FIGS. 2-4 show further suitable transformer configurations. In each case, a relaxor piezoelectric element 10 is coupled to input electrodes 12 and output electrodes 16 , and polarized as indicated by arrows. Each of these transformer configurations will have different electrical and mechanical properties, and are suitable for different applications. The transformer shown in FIG. 2 operates in extensional mode, and has the advantage that the entire piezoelectric element is poled in a single direction. The transformer shown in FIG. 3 operates by expanding radially, and has a circular shape that may be advantageous in some situations. The transformer shown in FIG. 4 represents an improvement upon the general shape shown in FIG. 3 , tending to produce a more balanced vibration, since the input electrodes are more symmetrically placed.

It has been proposed in U.S. Pat. No. 5,229,680 to Sato et al. to use a single crystal LiNbO 3 piezoelectric in a transformer. LiNbO 3 is not a relaxor material, and its single crystal exhibits an increased mechanical Q as compared to the polycrystalline material.
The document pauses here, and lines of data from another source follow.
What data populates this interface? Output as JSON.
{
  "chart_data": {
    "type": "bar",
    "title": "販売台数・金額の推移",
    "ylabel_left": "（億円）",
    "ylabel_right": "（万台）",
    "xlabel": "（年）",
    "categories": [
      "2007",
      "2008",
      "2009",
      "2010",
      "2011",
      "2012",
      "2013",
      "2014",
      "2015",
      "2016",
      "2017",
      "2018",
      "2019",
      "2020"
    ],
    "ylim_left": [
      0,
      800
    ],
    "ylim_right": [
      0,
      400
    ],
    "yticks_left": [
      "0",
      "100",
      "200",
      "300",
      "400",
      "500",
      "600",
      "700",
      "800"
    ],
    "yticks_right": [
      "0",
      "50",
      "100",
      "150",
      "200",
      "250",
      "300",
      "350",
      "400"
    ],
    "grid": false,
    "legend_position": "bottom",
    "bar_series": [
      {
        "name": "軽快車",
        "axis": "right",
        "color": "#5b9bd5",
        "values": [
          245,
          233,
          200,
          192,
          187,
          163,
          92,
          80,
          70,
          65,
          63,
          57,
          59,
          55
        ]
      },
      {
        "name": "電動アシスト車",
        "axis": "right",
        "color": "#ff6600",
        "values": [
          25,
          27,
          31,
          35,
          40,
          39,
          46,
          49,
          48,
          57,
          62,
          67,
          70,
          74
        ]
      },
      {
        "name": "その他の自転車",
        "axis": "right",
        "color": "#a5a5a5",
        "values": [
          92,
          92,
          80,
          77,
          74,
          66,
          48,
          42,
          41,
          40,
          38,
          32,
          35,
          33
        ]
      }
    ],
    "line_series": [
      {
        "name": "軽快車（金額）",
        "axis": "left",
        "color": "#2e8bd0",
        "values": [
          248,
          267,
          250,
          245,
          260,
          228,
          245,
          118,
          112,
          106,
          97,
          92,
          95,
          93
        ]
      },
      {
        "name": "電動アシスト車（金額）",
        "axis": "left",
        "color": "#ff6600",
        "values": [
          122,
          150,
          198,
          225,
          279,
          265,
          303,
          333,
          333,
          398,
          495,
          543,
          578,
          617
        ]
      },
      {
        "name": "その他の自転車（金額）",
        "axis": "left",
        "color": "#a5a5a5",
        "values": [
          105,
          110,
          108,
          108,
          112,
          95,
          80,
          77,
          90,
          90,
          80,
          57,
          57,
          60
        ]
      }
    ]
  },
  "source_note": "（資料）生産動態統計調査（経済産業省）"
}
Thus, the substitution of a single crystal for a polycrystal in a LiNbO 3 transformer follows the conventional wisdom of the art in attempting to increase Q in order to improve performance. Our invention, in contrast, uses a material that exhibits a lower Q, but nevertheless exhibits improved performance because of its greater coupling coefficients and dielectric constant.
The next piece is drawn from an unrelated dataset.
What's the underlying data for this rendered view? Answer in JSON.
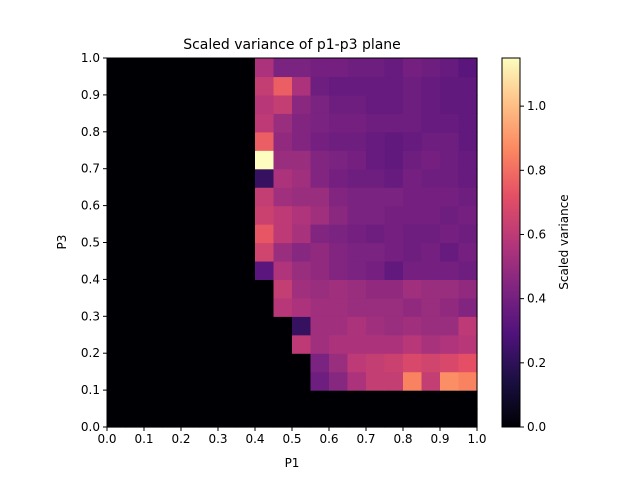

Domain texturing and optimal crystallographic cuts can benefit the operation of transformers according to the invention much as they do in specific quartz and LiNbO 3 cuts for optimal thermal and acoustic performance. Measurement of the directional properties of relaxor ceramics is a topic of continuing research. Those of ordinary skill in the art will understand how to use published data on texture effects on mechanical Q and transmission directions to optimize particular transformer designs.

Precision cutting of piezoelectric ceramics to form complicated transformer geometries with particular crystallographic textures can be performed as described in commonly owned U.S. Pat. No. 6,337,465 to Masters et al., which is incorporated by reference herein.
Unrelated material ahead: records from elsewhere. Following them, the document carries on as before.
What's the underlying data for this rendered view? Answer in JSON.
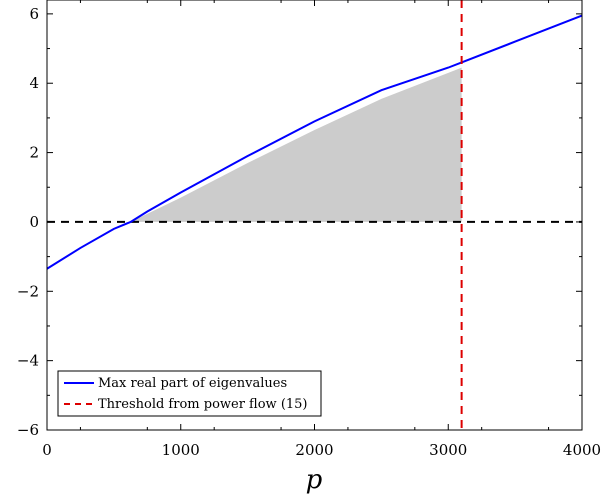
{
  "chart_data": {
    "type": "line",
    "title": "",
    "xlabel": "p",
    "ylabel": "",
    "xlim": [
      0,
      4000
    ],
    "ylim": [
      -6,
      6.4
    ],
    "x_ticks": [
      0,
      1000,
      2000,
      3000,
      4000
    ],
    "x_tick_labels": [
      "0",
      "1000",
      "2000",
      "3000",
      "4000"
    ],
    "y_ticks": [
      -6,
      -4,
      -2,
      0,
      2,
      4,
      6
    ],
    "y_tick_labels": [
      "−6",
      "−4",
      "−2",
      "0",
      "2",
      "4",
      "6"
    ],
    "grid": false,
    "legend_position": "bottom-left",
    "series": [
      {
        "name": "Max real part of eigenvalues",
        "style": "solid",
        "color": "#0000ff",
        "x": [
          0,
          250,
          500,
          625,
          750,
          1000,
          1500,
          2000,
          2500,
          3000,
          3100,
          3500,
          4000
        ],
        "y": [
          -1.35,
          -0.75,
          -0.2,
          0.0,
          0.3,
          0.85,
          1.9,
          2.9,
          3.8,
          4.45,
          4.6,
          5.2,
          5.95
        ]
      },
      {
        "name": "Threshold from power flow (15)",
        "style": "dashed",
        "color": "#dd0000",
        "orientation": "vertical",
        "x": 3100
      }
    ],
    "reference_lines": [
      {
        "orientation": "horizontal",
        "y": 0,
        "style": "dashed",
        "color": "#000000"
      }
    ],
    "shaded_region": {
      "color": "#cccccc",
      "x": [
        625,
        1000,
        1500,
        2000,
        2500,
        3000,
        3100
      ],
      "y_upper": [
        0.0,
        0.7,
        1.7,
        2.65,
        3.55,
        4.3,
        4.45
      ],
      "y_lower": 0
    }
  }
}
Other embodiments of the invention will be apparent to those skilled in the art from a consideration of the specification or practice of the invention disclosed herein. It is intended that the specification and examples be considered as exemplary only, with the true scope and spirit of the invention being indicated by the following claims.

Claims

1. A piezoelectric transformer, comprising:a single crystal relaxor ferroelectric piezoelectric element having a mechanical resonant frequency; input electrodes coupled to the piezoelectric element; output electrodes coupled to the piezoelectric element, wherein an input current delivered via the input electrodes acts to cause the piezoelectric element to vibrate near its resonant frequency, thereby producing a transformed output current at the output electrodes.

2. A piezoelectric transformer, comprising:a single crystal relaxor ferroelectric piezoelectric element having a mechanical resonant frequency, wherein the piezoelectric element comprises PZN-PT; input electrodes coupled to the piezoelectric element; output electrodes coupled to the piezoelectric element, wherein an input current delivered via the input electrodes acts to cause the piezoelectric element to vibrate near its resonant frequency, thereby producing a transformed output current at the output electrodes.

3. The piezoelectric transformer of claim 1, wherein the piezoelectric element comprises PMN-PT.

4. The piezoelectric transformer of claim 1, wherein the piezoelectric element vibrates in an extensional mode.

5. The piezoelectric transformer of claim 1, wherein the piezoelectric element vibrates in a plate bending mode.

6. The piezoelectric transformer of claim 1, wherein the piezoelectric element vibrates in a beam bending mode.

7. The piezoelectric transformer of claim 1, wherein the piezoelectric element vibrates in a thickness mode.